I hope we don't end up as strict as sk_buff though.

I think Song can proceed without this patch.
Worst case bpf hash map with key==inode will do.

^ permalink raw reply	[flat|nested] 53+ messages in thread

* Re: [PATCH bpf-next 0/4] Make inode storage available to tracing prog
  2024-11-21 18:11                                 ` Casey Schaufler
@ 2024-11-23 17:01                                   ` Dr. Greg
  2024-11-25 20:49                                     ` Casey Schaufler
  0 siblings, 1 reply; 53+ messages in thread
From: Dr. Greg @ 2024-11-23 17:01 UTC (permalink / raw)
  To: Casey Schaufler
  Cc: Song Liu, James Bottomley, jack@suse.cz, brauner@kernel.org,
	Song Liu, bpf@vger.kernel.org, linux-fsdevel@vger.kernel.org,
	linux-kernel@vger.kernel.org,
	linux-security-module@vger.kernel.org, Kernel Team,
	andrii@kernel.org, eddyz87@gmail.com, ast@kernel.org,
	daniel@iogearbox.net, martin.lau@linux.dev,
	viro@zeniv.linux.org.uk, kpsingh@kernel.org,
	mattbobrowski@google.com, amir73il@gmail.com, repnop@google.com,
	jlayton@kernel.org, Josef Bacik, mic@digikod.net,
	gnoack@google.com

On Thu, Nov 21, 2024 at 10:11:16AM -0800, Casey Schaufler wrote:

Good morning, I hope the weekend is going well for everyone.

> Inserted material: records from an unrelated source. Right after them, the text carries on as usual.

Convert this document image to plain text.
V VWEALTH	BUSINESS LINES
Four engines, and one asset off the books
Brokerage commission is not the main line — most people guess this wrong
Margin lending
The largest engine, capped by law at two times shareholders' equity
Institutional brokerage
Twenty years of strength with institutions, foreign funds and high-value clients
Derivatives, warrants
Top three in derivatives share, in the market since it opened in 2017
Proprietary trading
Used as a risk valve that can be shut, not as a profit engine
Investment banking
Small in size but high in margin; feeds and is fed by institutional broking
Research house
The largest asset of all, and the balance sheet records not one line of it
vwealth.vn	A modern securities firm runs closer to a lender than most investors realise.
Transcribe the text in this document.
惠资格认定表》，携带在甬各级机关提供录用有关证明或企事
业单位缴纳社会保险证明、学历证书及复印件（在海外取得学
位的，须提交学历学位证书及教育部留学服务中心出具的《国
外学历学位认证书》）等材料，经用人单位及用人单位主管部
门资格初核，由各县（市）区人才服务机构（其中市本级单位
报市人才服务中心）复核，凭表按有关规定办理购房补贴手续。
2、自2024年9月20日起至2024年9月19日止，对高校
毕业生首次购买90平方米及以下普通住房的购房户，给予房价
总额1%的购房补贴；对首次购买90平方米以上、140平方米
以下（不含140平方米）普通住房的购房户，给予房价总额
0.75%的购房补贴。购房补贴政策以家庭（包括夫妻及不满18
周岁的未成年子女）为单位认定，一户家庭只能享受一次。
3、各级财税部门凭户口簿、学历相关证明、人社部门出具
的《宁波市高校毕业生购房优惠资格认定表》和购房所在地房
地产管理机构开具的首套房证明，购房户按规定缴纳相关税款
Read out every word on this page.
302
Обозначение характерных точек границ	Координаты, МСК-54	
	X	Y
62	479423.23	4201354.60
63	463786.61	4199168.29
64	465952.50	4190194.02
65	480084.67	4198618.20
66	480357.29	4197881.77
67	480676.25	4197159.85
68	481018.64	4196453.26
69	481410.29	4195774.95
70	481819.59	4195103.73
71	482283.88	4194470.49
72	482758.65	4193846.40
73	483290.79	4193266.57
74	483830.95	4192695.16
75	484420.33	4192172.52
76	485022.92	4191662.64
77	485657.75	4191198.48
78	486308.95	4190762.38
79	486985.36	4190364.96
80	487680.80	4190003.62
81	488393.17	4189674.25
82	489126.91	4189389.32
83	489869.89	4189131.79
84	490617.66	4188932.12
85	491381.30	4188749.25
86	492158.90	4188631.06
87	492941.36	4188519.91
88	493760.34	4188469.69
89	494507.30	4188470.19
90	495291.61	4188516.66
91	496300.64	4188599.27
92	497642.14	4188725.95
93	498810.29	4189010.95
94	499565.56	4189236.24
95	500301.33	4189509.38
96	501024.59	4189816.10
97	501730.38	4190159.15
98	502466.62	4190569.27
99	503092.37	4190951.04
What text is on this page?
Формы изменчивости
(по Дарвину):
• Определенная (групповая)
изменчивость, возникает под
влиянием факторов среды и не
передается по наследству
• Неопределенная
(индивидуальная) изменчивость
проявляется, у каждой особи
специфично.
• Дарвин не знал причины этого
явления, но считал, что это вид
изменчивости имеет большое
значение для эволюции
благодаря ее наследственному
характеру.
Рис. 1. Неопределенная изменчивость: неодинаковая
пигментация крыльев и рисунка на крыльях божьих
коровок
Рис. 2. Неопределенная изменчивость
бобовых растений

> On 11/21/2024 8:02 AM, Dr. Greg wrote:
> > On Thu, Nov 21, 2024 at 08:28:05AM +0000, Song Liu wrote:
> >
> >> Hi Dr. Greg,
> >>
> >> Thanks for your input!
> > Good morning, I hope everyone's day is going well.
> >
> >>> On Nov 20, 2024, at 8:54???AM, Dr. Greg <greg@enjellic.com> wrote:
> >>>
> >>> On Tue, Nov 19, 2024 at 10:14:29AM -0800, Casey Schaufler wrote:
> >> [...]
> >>
> >>>>> 2.) Implement key/value mapping for inode specific storage.
> >>>>>
> >>>>> The key would be a sub-system specific numeric value that returns a
> >>>>> pointer the sub-system uses to manage its inode specific memory for a
> >>>>> particular inode.
> >>>>>
> >>>>> A participating sub-system in turn uses its identifier to register an
> >>>>> inode specific pointer for its sub-system.
> >>>>>
> >>>>> This strategy loses O(1) lookup complexity but reduces total memory
> >>>>> consumption and only imposes memory costs for inodes when a sub-system
> >>>>> desires to use inode specific storage.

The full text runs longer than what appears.